Gregg glanced over to Ellen and nodded. On cue, she returned his smile.
“Senator?” Gregg squinted into the glare of lights and saw Bill Johnson of The Los Angeles Times waving his notebook. Gregg gestured for him to go ahead. “Then you’re denying that you and Sara Morgenstern have had an affair?” Johnson asked.
“I certainly know Ms. Morgenstern, as does Ellen, and she’s been a family friend. She has her own problems, and I have no knowledge of precisely what she’s said or hasn’t said recently. But I don’t go sneaking around behind my wife’s back.”
Ellen leaned in close to Gregg with a mischievous look. “Bill, I did catch Gregg eyeing Peregrine from time to time, but he was hardly the only one doing that.”
Laughter. The cameras began flashing again, and the tension in the room visibly dissolved. Gregg grinned, but the expression went cold and dead on his face. Gimli’s voice seemed to whisper just behind his ear.
You screwed her, Hartmann. You spread her legs on five different continents, and your little ace made her smile and t
hink she enjoyed it. But she didn’t, did she? Not really. She doesn’t think much of you now, not at all. Not without Puppetman.
Ellen sensed Gregg’s distress. He knew his hand was clammy in hers. She was still smiling, but behind the eyes was worry. He shook his head slightly, pressing her fingers.
Such a fucking professional wife you have, too. She knows exactly what to do, doesn’t she? Smiles at just the right time, says just the right thing, even lets you knock her up so she’ll be nice and matronly for the convention. You’re so proud, such a good daddy. You’re a bastard, Hartmann. I am too, and this little bastard’s going to wreck your life. I’m going to make your pet ace rip you open so everyone can see.
Listening to the voice, he’d waited a beat too long. He could hear the laughter dying, the moment passing. He hurried to catch them again, refusing to listen to Gimli’s continuing stream of invective.
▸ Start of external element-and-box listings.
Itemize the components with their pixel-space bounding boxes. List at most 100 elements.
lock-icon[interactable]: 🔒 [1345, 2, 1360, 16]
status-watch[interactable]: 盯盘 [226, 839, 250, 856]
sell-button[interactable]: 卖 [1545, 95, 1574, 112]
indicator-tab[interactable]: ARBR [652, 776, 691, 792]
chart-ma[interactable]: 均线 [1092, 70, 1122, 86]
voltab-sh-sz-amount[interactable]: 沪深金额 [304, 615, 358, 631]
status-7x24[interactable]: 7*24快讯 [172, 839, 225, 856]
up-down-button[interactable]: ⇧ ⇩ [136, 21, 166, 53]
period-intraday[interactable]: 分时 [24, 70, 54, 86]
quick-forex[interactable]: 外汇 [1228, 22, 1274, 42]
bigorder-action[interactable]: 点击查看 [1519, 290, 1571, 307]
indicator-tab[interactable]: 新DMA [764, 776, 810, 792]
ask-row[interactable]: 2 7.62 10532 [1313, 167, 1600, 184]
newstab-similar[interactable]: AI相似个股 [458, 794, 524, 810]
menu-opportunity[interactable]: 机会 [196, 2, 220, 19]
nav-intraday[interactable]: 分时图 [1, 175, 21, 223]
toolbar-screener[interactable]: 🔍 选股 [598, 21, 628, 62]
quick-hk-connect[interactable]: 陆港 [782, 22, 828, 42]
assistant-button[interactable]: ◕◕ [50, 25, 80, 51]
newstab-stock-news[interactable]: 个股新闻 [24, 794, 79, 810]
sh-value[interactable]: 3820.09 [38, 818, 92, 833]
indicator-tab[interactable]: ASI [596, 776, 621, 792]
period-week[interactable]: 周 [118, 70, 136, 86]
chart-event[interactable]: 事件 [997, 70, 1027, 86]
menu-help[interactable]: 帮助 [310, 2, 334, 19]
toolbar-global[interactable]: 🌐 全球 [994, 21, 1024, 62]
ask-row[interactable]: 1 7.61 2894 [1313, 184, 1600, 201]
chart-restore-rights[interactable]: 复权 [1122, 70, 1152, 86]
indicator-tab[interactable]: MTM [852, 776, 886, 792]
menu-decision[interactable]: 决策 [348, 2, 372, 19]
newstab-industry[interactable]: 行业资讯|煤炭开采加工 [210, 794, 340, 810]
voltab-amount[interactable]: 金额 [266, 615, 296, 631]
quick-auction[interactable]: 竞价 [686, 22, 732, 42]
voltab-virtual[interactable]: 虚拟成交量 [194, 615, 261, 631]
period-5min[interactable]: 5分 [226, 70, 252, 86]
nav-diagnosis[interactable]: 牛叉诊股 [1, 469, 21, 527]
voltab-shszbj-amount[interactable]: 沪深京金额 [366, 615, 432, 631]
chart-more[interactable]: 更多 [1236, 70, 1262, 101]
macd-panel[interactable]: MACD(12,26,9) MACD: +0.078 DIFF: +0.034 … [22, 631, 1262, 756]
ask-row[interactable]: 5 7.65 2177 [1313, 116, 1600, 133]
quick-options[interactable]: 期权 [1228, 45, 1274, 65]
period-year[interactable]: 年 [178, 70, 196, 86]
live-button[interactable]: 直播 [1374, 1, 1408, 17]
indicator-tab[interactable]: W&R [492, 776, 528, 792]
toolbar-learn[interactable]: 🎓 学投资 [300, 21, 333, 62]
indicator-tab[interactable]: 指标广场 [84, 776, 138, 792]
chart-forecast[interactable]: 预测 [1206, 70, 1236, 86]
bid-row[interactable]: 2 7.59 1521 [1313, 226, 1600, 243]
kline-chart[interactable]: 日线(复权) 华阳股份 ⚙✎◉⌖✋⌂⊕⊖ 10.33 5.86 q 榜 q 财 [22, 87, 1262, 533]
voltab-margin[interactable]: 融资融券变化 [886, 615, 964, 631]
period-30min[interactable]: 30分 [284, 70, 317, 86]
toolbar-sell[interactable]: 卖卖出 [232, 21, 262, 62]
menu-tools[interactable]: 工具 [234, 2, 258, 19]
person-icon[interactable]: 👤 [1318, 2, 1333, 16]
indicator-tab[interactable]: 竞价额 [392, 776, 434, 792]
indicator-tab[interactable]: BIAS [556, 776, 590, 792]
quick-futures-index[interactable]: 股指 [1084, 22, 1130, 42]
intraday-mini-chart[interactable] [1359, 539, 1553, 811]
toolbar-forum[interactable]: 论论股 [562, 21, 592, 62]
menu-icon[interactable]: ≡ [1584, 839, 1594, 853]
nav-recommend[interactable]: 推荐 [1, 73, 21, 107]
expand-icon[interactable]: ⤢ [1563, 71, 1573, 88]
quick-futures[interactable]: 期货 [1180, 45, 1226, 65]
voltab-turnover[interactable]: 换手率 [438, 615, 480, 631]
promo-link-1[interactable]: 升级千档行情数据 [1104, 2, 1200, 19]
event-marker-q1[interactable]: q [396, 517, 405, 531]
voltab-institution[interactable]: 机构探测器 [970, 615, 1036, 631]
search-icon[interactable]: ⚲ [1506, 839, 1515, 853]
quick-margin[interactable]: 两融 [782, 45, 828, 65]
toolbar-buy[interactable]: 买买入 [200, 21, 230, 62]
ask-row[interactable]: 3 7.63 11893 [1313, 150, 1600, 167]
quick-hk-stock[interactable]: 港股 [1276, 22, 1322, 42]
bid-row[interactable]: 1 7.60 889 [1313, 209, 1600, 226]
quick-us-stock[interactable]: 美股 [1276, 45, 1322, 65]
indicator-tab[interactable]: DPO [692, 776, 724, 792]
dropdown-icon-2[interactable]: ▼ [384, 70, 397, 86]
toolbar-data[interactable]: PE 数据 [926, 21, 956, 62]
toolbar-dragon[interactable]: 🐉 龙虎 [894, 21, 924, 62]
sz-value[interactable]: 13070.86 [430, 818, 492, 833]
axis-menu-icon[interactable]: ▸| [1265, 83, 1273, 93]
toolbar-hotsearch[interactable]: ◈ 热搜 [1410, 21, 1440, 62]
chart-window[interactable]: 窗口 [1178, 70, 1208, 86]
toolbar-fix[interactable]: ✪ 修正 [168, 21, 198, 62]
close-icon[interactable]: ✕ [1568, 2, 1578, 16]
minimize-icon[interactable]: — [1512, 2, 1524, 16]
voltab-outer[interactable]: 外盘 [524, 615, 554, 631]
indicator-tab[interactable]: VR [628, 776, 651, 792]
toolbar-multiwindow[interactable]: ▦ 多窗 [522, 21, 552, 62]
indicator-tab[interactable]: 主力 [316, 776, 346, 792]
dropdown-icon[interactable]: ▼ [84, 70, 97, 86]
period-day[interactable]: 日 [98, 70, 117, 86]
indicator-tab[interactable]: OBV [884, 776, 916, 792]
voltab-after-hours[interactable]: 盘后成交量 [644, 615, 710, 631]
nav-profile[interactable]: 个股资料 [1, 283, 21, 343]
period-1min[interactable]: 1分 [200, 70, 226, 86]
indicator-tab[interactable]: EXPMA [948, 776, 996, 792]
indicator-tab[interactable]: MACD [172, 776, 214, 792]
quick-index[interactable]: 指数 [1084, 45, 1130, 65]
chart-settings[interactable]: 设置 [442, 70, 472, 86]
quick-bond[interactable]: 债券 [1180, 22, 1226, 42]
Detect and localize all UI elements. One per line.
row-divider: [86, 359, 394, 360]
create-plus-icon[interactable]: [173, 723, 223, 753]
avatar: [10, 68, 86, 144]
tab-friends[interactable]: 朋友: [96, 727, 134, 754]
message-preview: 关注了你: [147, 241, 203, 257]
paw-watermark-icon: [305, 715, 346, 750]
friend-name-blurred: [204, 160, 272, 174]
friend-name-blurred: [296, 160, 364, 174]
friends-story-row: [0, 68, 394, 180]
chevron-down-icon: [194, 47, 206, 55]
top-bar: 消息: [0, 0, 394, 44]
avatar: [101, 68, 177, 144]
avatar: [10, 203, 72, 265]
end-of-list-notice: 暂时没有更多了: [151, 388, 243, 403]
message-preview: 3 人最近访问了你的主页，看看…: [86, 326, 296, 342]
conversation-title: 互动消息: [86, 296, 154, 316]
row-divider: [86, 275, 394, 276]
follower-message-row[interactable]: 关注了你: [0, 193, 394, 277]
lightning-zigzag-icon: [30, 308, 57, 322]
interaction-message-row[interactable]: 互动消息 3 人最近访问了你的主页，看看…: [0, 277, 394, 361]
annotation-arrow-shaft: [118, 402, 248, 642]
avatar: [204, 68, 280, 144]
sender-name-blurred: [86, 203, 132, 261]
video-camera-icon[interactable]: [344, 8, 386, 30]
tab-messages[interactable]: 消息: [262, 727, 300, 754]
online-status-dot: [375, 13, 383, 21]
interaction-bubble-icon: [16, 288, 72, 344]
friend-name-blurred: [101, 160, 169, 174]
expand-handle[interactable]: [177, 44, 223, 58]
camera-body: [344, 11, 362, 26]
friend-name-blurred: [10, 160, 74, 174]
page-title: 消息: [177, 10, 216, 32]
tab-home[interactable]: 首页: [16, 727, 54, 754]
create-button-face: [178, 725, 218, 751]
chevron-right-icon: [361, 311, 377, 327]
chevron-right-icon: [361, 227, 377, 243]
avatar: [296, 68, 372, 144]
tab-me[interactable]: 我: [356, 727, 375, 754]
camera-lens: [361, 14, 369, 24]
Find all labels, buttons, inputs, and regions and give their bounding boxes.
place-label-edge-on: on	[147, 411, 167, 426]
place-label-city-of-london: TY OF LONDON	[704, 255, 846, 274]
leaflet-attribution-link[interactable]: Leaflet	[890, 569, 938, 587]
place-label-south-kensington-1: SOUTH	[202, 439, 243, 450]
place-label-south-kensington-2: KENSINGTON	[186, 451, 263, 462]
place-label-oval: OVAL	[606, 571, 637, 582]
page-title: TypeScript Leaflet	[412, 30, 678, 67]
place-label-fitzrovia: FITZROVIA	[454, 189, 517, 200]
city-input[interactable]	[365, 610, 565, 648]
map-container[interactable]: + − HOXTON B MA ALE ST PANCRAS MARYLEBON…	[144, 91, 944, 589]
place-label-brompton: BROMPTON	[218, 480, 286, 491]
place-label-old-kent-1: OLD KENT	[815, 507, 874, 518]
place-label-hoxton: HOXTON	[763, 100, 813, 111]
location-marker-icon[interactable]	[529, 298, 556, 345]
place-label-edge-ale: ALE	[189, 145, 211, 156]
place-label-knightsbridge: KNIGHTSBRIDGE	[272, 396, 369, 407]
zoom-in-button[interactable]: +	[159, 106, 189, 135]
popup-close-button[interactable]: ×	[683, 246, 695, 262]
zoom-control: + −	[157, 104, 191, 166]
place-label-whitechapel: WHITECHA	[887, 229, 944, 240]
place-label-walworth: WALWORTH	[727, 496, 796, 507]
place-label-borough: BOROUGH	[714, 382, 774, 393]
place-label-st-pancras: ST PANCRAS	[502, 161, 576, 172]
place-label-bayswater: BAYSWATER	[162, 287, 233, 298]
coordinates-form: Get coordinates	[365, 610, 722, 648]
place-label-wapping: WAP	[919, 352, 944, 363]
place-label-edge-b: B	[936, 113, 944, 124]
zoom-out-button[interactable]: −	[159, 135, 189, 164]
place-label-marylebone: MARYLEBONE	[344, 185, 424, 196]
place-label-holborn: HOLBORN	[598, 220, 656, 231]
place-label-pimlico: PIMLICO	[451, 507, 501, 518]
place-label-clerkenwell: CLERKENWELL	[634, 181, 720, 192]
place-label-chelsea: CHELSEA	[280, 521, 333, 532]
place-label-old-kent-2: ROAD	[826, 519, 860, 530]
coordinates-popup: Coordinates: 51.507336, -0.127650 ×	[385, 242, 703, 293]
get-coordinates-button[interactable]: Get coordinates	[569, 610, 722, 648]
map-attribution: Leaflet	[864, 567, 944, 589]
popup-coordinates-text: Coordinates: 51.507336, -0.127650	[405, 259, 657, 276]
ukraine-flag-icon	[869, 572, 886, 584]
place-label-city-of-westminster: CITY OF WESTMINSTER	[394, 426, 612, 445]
“Okay, as Ellen has pointed out, I’m guilty of some of Jimmy Carter’s lust of the heart. I doubt there’s very many of us who aren’t—Peregrine would be disappointed if it were any other way. Beyond that, I’m afraid that you’ve been duped. There’s a rumor, and nothing else. From today on, I’m going to consider this whole question answered, and we’ll try to concentrate on real issues. If you want more of a story about this, look at your sources. Ask yourself what ulterior motives were responsible for spreading this kind of trash.”
“Are you accusing Leo Barnett or his staff?” A voice from the back: Connie Chung of NBC.
“I’m not naming names, Ms. Chung; I don’t have them. I’d like to believe that a God-fearing man such as Reverend Barnett would refuse to use such tactics, and I’m certainly not going to cast the first stone.” Another wave of laughter. “But the lie started somewhere—track it down. I notice Ms. Morgenstern hasn’t been quoted directly by any of you. I haven’t seen any tangible proof at all. That should tell you something immediately, I’d think.”
He had them. He’d turned it around. He could see it, feel it. Yet there was very little sense of triumph in Gregg. Beneath everything, he could sense a familiar stirring. Puppetman was rising, still deep down, but heading for the surface. Just another day, he thought. Give me that much time.